Une sténographie double du concept polymorphe s’impose. La reconstruction
des «parentés» de sens (= généalogie) se trouve au fondement des glissements
sémantiques. Un concept polymorphe nomme, désigne et contextualise un objet.
En même temps d’ailleurs qu’il est contextualisé, au cœur du langage sociologique,
par son objet. Or le concept sténographique lui n’a pas de parcours ; il en est donc
réduit à désigner étroitement les coordonnées spatio-temporelles de l’objet qu’il
construit et à être lui-même esclave de cet objet.

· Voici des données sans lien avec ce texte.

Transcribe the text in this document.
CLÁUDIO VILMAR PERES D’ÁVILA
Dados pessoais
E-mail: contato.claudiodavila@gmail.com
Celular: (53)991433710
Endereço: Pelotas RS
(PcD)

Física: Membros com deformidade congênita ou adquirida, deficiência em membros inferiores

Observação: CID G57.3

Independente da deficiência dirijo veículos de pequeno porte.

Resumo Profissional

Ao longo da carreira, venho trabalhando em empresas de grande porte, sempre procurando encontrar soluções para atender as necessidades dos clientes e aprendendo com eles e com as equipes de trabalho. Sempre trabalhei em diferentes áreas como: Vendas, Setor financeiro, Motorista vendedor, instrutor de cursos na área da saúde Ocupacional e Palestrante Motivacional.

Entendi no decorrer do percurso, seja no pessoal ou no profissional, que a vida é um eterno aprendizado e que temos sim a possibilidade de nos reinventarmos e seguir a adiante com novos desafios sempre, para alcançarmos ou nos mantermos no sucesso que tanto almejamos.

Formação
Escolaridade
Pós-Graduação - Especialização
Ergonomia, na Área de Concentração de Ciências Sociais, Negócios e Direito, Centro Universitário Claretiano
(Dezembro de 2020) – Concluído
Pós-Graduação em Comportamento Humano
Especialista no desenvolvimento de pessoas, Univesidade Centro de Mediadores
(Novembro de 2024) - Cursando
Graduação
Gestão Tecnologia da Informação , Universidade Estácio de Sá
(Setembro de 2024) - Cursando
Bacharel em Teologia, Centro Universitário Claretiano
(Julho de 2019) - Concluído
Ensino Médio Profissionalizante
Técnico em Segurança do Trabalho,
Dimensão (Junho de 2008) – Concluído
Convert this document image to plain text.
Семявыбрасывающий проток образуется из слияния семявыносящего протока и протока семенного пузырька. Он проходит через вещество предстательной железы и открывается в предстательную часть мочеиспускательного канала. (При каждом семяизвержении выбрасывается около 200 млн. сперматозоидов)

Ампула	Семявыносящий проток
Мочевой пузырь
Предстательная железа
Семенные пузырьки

Est-il pourtant condamné à ne
rester qu’une «insularité théorique» ? Il semble que Passeron ne réduise pas les
concepts sténographiques à des «insularités théoriques».
Lorsque le chercheur ne peut convoquer l’une des acceptions d’un concept, il
se voit contraint d’inventer un concept, dit sténographique, qui à son tour est
susceptible de circuler, puisqu’il se trouve non seulement indexé à un objet mais
aussi lié à d’autres concepts, ne serait-ce que parce qu’il doit sa naissance à un vide
conceptuel ; il est donc lui aussi le fruit d’un écart. Mais gardons-nous, avec Passeron,
d’accorder un même statut sémantique à ces concepts sténographiques.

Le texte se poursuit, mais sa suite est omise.